Consider that Japan’s Nikkei 225 file is up around 25% from its July 2016 lows. The WisdomTree Japan Hedged Equity Fund(DXJ) is up 35% in a similar period on account of assurance from forex issues and a somewhat better-performing rundown of stocks – while the non-supported iShares MSCI Japan ETF(EWJ) is up only 10% in a similar period because of battling a difficult task against a solid dollar.

In the event that you need to differentiate your portfolio comprehensively, you ought to consider supported assets that incorporate the Japan-centered DXJ, the WisdomTree Europe Hedged Equity Fund(HEDJ) to play Europe or the iShares money Hedged MSCI EAFE ETF (HEFA) for developing markets.

Dollar list ETF

In the event that you are searching for an immediate play on a rising dollar as opposed to putting resources into stocks, figuring out how to exchange remote trade can appear like an overwhelming undertaking. Gratefully, there’s the PowerShares DB US Dollar Index Bullish Fund(UUP).

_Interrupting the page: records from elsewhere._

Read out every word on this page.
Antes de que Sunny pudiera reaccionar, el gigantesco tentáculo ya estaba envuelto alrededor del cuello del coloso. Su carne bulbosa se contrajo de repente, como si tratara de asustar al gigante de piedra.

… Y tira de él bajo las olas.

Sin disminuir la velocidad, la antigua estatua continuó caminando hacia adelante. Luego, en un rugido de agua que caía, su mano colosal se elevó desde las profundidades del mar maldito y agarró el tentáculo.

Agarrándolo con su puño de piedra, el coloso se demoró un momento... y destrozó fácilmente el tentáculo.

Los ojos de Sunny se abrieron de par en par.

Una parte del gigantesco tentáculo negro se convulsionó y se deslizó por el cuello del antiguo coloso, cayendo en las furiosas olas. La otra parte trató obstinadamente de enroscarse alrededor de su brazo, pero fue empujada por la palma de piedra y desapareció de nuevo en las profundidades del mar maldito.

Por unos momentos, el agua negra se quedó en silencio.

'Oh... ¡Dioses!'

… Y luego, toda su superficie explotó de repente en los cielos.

This ETF is attached to the U.S. Dollar Index, which is a measure of the greenback against a wicker container of other worldwide monetary standards including the yen and the euro. It’s a straight money play, however that doesn’t make it straightforward or hazard free. In the event that the dollar debilitates, you’ll lose cash similarly as though you’re putting resources into a stock that has fallen on difficult circumstances. Furthermore, obviously, PowerShares takes a little cut of your speculations en route that indicates 0.8% yearly, or $80 a year on each $10,000 contributed.

Still, in the event that you need to conjecture on the dollar or support against a solid U.S. cash keeping down other worldwide ventures on your rundown, it’s maybe the least demanding approach to do as such for generally financial specialists.